Second, “it is based on a theory of group rights as opposed to the American tradition of individual rights. Women are not a monolithic, cohesive group in which a grievance suffered by one woman should translate into a right or a remedy granted to another woman.” 

Or consider the so-called glass ceiling. Says Schlafly, “Just because there is a small percentage of women in senior management does not prove discrimination. It proves instead that the majority of women have made other choices – usually family choices – rather than devoting themselves to the corporate world for sixty to eighty hours a week.” 

F. Carolyn Graglia’s valuable 1998 treatise on feminism also speaks to this. Graglia, a lawyer by training but housewife by choice, says she never encountered any opposition to her rise in the marketplace. She reminds us that Betty Friedan wrote back in the early 1960s that women in fact chose to eschew careers in favour of family life. 

She cites many other feminists who grudgingly admit that it is mainly personal choice, not some inbuilt discrimination, which is keeping many women out of the top jobs and major boardrooms. Despite a half century of the feminist war against homemaking and motherhood, many women still simply prefer those options, and don’t want to be told their only fulfilment comes in the paid workplace. 

And quotas and preferential treatment do nothing to help women. Instead of knowing they have achieved a position or placement due to merit, they will just wonder if they are filling a quota. As Kathryn Crosby puts it: 

Quotas suck. Women will only be equal when there isn’t an artificial incentive for women to be promoted. If management staffing decisions are made with a frame of ‘we don’t have enough women so we should pick a woman’ then how can a woman ever be respected in that position? If quotas exist, how will women ever be considered worthy of their roles, deserving of them and equal to the task, rather than equal to the quota? 

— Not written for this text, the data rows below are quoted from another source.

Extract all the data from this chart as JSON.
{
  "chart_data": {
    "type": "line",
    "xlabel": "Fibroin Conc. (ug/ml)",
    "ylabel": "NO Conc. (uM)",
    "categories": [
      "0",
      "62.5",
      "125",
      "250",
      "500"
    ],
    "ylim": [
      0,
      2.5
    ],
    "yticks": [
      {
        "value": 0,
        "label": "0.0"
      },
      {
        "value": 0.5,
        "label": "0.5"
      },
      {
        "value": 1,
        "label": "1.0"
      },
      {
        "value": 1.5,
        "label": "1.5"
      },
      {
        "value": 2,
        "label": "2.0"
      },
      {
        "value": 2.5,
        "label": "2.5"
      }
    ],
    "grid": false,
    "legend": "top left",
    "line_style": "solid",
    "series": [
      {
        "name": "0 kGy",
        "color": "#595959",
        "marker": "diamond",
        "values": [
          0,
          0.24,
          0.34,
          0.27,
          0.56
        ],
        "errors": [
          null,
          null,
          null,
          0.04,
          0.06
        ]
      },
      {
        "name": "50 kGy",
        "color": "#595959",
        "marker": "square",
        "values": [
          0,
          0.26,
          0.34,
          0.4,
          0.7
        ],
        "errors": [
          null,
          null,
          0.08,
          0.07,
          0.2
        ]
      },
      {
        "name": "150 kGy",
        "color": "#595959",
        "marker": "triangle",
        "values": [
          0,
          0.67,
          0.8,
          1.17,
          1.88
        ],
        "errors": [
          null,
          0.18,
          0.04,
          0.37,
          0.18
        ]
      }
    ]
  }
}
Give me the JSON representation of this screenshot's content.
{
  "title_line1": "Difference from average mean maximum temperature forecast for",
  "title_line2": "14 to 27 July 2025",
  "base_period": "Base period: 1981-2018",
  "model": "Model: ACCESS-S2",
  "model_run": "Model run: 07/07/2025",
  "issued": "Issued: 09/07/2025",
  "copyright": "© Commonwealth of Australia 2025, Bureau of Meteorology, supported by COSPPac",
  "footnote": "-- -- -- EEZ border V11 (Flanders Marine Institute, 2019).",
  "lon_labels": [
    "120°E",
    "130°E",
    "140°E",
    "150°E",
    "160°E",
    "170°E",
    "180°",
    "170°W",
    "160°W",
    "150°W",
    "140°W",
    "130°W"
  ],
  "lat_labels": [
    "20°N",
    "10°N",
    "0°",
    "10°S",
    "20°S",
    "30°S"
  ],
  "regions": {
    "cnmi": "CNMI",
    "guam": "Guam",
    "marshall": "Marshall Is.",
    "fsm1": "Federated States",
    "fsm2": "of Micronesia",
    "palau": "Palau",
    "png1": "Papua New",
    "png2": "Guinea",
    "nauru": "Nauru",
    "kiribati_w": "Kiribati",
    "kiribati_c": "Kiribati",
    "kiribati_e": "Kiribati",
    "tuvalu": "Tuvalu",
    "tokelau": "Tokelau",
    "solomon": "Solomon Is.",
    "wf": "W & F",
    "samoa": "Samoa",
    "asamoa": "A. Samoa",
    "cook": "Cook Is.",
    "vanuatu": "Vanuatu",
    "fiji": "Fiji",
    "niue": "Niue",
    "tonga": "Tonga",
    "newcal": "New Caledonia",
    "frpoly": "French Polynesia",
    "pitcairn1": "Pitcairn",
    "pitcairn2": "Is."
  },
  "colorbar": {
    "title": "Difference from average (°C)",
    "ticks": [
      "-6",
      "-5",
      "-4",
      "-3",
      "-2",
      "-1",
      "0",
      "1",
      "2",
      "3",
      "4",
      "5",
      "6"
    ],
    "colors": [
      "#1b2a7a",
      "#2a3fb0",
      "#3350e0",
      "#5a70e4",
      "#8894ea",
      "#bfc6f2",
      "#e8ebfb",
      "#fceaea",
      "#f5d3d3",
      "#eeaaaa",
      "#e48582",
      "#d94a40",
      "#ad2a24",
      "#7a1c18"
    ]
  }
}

Carrie Lukas agrees. In her helpful 2006 book on feminism she says, 

Affirmative action creates an environment in which people wonder if these women truly earned their success or if they merely rose to the top of a rigged game. . . . Embracing affirmative action institutionalizes a far more damaging form of sexism: the official recognition of an assumption of female inferiority. Feminist groups make a grievous error when they pursue government-mandated advantages; true feminism means trusting that women can compete and succeed on their own. 

Or as Judith Sloan writes in yesterday’s Australian

While there is doubtless some support for quotas among some female directors, many others object to the confusion that would arise should their appointments be seen as filling a quota rather than being made on the basis of merit. Their argument is that feminism is about the equal treatment of men and women, not the elimination of merit-based appointments. I fit into this camp. 

There is also a strange fixation in this debate about representation at the board level. After all, it’s the managers who actually run companies. If power and influence are the real concerns, then the low representation of women in senior management positions is much more significant than in board positions. My assessment is that the impediments to women taking on senior executive positions are much greater than is the case for directorships. 

Many of these senior roles are inevitably 24/7 and are simply incompatible with rearing small children. Some women look through that glass ceiling and conclude that it is not for them. Of course, management structures in most companies are pyramidal and there are relatively few senior executive jobs. 

So only a relatively few ambitious women are needed to improve the representation of women at the top. Companies are well-advised to identify and remove any unnecessary barriers to female participation in senior roles. But they don’t need the government either to tell them to do so or, worse, to regulate outcomes. 

Sorry Joe, but you are dead wrong on your call for mandatory quotas. And plenty of women know you are wrong as well.